LinuxQuestions.org - download and convert multiple youtube links

LinuxQuestions.org (/questions/)

- LinuxQuestions.org Member Success Stories (https://www.linuxquestions.org/questions/linuxquestions-org-member-success-stories-23/)

- - download and convert multiple youtube links (https://www.linuxquestions.org/questions/linuxquestions-org-member-success-stories-23/download-and-convert-multiple-youtube-links-4175618427/)

download and convert multiple youtube links

so i wanted to get music from youtube

this is the simple version, it gets files one by one, it only supports video urls (no playlists)
you need to have youtube-dl installed (latest version)
i got it from here https://packages.debian.org/sid/all/youtube-dl/download
just put your youtube urls in file called "list0.txt" one on each line
it downloads m4a (audio only) and then converts to mp3

Code:

#!/bin/bash

START=$(date +%s)

 

echo "get links and download files one by one"

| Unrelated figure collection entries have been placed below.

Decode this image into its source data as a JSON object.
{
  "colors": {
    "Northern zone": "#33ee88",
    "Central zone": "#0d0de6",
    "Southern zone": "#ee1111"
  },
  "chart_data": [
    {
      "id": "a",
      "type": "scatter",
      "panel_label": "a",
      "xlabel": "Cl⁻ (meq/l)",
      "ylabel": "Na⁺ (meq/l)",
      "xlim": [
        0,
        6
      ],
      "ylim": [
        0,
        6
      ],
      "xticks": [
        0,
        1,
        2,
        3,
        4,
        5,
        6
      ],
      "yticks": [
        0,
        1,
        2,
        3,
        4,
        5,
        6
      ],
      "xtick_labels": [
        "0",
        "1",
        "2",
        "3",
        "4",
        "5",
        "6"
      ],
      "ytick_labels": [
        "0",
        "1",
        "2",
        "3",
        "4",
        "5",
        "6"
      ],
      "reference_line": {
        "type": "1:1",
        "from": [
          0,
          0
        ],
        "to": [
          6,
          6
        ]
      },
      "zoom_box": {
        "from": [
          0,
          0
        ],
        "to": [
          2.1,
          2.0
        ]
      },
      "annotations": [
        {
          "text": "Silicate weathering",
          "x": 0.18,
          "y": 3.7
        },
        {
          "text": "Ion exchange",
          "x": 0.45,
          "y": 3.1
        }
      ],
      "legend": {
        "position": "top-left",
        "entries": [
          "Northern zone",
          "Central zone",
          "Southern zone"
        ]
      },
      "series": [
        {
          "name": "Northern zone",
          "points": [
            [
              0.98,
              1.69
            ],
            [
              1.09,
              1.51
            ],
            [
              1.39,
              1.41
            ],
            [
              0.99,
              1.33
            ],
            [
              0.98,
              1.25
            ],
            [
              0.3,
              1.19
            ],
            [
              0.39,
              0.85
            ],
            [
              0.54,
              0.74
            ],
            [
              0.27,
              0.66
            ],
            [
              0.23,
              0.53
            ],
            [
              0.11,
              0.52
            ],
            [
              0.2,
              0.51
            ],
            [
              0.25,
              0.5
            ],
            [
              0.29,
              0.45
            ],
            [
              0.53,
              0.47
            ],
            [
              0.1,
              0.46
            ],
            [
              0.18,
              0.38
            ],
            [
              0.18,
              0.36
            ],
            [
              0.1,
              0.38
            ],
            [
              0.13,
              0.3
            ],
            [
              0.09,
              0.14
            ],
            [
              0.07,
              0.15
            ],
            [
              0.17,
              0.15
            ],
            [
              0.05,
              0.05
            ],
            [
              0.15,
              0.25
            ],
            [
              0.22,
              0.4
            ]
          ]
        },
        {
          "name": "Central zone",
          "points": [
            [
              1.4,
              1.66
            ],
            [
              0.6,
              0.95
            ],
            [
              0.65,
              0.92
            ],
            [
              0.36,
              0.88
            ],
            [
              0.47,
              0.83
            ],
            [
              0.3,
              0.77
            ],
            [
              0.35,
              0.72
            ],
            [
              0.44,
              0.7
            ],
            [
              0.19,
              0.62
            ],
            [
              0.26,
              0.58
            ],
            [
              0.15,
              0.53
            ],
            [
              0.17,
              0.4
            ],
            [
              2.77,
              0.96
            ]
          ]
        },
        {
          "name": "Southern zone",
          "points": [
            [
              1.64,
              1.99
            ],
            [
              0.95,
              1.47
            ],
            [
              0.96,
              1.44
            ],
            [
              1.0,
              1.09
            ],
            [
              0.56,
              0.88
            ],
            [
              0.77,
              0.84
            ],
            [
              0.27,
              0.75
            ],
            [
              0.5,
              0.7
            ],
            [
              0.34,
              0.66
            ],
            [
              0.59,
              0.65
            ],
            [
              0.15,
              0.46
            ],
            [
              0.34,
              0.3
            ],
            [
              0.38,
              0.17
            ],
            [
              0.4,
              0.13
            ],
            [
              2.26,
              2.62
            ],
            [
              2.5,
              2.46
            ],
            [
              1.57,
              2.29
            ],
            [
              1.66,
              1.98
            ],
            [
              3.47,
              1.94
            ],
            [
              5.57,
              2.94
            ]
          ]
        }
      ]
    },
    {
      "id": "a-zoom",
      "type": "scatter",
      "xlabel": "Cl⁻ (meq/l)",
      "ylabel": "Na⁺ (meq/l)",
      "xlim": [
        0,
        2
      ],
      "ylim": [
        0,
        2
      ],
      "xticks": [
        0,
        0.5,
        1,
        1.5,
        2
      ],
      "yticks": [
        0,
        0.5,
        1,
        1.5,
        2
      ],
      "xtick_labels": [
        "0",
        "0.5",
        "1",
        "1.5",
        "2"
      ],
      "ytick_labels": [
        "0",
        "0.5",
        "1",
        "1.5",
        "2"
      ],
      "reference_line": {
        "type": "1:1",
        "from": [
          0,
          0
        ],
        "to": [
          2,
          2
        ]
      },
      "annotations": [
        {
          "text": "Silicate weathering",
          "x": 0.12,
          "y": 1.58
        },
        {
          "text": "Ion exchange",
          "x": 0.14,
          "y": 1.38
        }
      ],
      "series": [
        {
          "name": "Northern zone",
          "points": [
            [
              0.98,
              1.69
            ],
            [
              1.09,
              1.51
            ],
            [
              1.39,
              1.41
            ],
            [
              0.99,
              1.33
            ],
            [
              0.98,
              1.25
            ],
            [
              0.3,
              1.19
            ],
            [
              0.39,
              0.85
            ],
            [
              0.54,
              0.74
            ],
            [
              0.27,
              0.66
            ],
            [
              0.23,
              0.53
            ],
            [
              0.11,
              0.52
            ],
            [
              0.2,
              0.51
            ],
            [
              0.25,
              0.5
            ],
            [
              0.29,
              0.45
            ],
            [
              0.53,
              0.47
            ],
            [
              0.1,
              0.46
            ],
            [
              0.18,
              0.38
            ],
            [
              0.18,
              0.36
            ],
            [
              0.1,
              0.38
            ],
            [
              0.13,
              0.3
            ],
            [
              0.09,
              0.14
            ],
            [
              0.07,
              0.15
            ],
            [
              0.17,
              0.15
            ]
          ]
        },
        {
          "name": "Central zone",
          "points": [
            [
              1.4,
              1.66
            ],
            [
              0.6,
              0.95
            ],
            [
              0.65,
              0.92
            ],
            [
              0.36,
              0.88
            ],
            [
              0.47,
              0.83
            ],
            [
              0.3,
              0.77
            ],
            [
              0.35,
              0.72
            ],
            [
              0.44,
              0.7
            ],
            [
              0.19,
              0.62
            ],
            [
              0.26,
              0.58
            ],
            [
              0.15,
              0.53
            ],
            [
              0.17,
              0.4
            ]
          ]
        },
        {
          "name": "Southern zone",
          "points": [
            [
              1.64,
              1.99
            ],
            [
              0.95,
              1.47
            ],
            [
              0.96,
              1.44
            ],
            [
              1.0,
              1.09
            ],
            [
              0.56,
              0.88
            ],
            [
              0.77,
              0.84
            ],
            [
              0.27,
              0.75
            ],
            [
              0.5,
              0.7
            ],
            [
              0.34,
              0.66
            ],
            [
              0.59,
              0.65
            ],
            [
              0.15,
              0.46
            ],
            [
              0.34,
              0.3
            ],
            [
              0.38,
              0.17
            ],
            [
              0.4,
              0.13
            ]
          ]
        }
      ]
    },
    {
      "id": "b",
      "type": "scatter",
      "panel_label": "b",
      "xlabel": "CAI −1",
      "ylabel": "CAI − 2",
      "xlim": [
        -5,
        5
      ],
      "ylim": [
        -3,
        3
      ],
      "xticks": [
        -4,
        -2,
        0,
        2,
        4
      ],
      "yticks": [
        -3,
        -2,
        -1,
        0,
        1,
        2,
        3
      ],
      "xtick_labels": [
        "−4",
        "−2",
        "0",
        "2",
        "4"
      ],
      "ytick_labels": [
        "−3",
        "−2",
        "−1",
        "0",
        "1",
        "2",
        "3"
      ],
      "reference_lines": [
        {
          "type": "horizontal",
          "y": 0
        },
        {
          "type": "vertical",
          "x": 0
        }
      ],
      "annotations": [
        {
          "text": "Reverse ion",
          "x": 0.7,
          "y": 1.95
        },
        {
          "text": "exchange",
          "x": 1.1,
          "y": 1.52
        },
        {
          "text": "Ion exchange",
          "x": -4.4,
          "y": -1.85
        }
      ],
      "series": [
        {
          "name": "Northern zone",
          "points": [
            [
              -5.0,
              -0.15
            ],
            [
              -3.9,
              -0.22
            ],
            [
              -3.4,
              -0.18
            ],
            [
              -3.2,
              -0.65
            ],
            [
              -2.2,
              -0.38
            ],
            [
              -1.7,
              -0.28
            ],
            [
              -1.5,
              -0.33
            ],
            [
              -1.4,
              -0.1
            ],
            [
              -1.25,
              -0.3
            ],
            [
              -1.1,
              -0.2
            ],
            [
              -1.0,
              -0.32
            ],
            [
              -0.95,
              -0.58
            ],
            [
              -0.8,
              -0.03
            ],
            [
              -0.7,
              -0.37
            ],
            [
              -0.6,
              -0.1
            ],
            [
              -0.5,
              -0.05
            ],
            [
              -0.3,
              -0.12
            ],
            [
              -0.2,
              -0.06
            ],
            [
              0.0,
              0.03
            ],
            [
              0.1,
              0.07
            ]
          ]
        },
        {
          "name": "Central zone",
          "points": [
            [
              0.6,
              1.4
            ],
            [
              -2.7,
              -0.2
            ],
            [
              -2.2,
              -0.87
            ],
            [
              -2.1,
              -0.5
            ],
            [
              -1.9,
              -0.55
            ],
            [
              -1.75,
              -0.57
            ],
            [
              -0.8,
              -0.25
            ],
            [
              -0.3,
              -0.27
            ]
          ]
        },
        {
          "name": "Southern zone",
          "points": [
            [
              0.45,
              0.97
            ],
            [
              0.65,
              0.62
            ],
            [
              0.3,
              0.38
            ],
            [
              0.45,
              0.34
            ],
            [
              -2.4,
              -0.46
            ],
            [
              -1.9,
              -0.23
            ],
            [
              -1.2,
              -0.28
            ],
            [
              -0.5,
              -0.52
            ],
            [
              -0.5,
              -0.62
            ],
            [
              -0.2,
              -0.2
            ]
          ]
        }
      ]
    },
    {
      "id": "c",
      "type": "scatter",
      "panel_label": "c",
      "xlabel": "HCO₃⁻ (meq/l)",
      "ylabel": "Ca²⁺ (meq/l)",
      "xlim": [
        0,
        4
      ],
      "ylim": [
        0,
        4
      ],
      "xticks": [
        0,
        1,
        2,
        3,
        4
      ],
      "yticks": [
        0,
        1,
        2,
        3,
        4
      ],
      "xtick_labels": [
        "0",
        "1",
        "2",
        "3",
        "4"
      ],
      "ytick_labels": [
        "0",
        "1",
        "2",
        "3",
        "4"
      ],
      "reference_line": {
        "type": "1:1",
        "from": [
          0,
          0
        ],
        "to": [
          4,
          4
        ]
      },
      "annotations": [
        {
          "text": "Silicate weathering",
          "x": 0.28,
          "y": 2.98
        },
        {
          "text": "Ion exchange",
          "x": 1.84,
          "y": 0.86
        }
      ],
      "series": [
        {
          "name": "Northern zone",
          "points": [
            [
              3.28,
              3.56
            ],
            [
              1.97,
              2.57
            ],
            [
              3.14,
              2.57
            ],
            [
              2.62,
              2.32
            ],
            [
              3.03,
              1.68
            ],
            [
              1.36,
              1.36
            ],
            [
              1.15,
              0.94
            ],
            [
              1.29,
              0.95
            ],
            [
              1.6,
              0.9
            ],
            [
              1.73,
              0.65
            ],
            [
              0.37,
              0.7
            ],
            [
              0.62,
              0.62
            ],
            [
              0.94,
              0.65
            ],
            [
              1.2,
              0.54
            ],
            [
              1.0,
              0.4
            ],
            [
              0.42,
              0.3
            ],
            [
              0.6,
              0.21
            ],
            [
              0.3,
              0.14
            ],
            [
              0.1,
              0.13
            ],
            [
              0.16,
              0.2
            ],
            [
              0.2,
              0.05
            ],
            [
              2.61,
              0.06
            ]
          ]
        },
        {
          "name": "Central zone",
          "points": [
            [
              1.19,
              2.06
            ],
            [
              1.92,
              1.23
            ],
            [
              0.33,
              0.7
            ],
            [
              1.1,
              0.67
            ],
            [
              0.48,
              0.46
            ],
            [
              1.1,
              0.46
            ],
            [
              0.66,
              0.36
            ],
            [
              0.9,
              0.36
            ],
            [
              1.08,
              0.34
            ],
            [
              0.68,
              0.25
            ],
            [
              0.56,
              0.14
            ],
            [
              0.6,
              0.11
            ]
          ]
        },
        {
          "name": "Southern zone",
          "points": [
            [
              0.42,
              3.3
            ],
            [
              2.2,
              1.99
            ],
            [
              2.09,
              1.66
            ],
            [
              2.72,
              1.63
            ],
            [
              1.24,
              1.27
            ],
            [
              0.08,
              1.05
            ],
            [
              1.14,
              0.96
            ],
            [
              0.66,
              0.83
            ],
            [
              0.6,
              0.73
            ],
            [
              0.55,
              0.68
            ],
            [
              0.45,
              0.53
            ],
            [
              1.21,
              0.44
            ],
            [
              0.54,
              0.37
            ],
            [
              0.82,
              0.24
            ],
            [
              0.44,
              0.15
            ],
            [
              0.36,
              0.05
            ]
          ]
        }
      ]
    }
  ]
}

youtube-dl -a list.txt --no-warnings --no-check-certificate -f 140

 

echo "convert files one by one"

for i in *.m4a; do ffmpeg -i "$i" -acodec libmp3lame -aq 2 "${i%.*}.mp3"; done

 

END=$(date +%s)

DIFF=$(( $END - $START ))

echo time-is  $DIFF

this is the second version, it does stuff in parallel
for this you also need to install aria2 and gnu parallel

just put your youtube urls (videos/playlists/channels) in "list0.txt" one on each line

Code:

#!/bin/bash

 

echo log started - $(date) > g.log



START=$(date +%s)



youtube-dl -a list0.txt -j --flat-playlist --no-check-certificate  > list1.txt

cat list1.txt |sed 's/": "/__/g ; s/"/_/g; s/,/|/g ;'|grep -Po '_id__(.{11})_\|'|sort|uniq | sed 's/_id__//g;s/_|//g' \

 |sed -e 's/^/https:\/\/www.youtube.com\/watch?v=/'>list2.txt



END=$(date +%s)

DIFF=$(( $END - $START ))

echo get video ids from links - serial youtube-dl - $DIFF >> g.log



#=====================================



START=$(date +%s)



cat list2.txt|parallel -j8 youtube-dl "{}" --no-warnings --no-check-certificate --skip-download -q -f 140 --get-filename --get-url -o "\|\|%\(id\)s_%\(title\)s.m4a" \> \$\{RANDOM\}.ttt

cat *.ttt|sed 's/||/  out=/g'>d2.txt

rm *.ttt





END=$(date +%s)

DIFF=$(( $END - $START ))

echo get download links - parallel youtube-dl - $DIFF >> g.log



#=====================================



START=$(date +%s)



echo "download - parallel"

echo time = $(date)

aria2c --check-certificate=false -i d2.txt -j 4



END=$(date +%s)

DIFF=$(( $END - $START ))

echo download video/audio - aria2 - $DIFF >> g.log



#=====================================



START=$(date +%s)



echo "convert - parallel"

echo time = $(date)

find . -name "*.m4a" |parallel -j2  ffmpeg -i "{}" -acodec libmp3lame -aq 2 "{}.mp3"

 

END=$(date +%s)

DIFF=$(( $END - $START ))

echo convert audio/video - parallel ffmpeg - $DIFF >> g.log

the m4a/aac format is better quality, most of devices nowadays support it and is smaller in size, the mp3 conversion takes some time, but its supported by any device

tell me what you think

new version 20190820

download audio of videos with more than 1_000_000 views from multiple channels m4a, and convert to mp3

Code:

#!/bin/bash





#list0.txt contains list of channels, playlists or videos, one per line

#list1.txt contains youtube output of playlists,channels

#list2.txt contains all youtube ids found in the channels,playlists you posted in list0.txt





#stop the script with ctrl+z 

#if you dont delete list2.txt the script will download the same ids skipping those wich exist



#if list2.txt doesent exist download all channels in list0.txt and create list2.txt again

FILE=list2.txt

if [[ -f "$FILE" ]]; then

    echo "$FILE exist"

else

youtube-dl -a list0.txt -j --flat-playlist --no-check-certificate  > list1.txt

cat list1.txt |sed 's/": "/__/g ; s/"/_/g; s/,/|/g ;'|grep -Po '_id__(.{11})_'|sort|uniq | sed 's/_id__//g;s/_$//g' |grep -v \| >list2.txt

fi







#get ids of all downloaded files in the current directory

ex=$(ls -l|grep m4a|grep -Po '.{15}$'|grep -Po '^.{11}')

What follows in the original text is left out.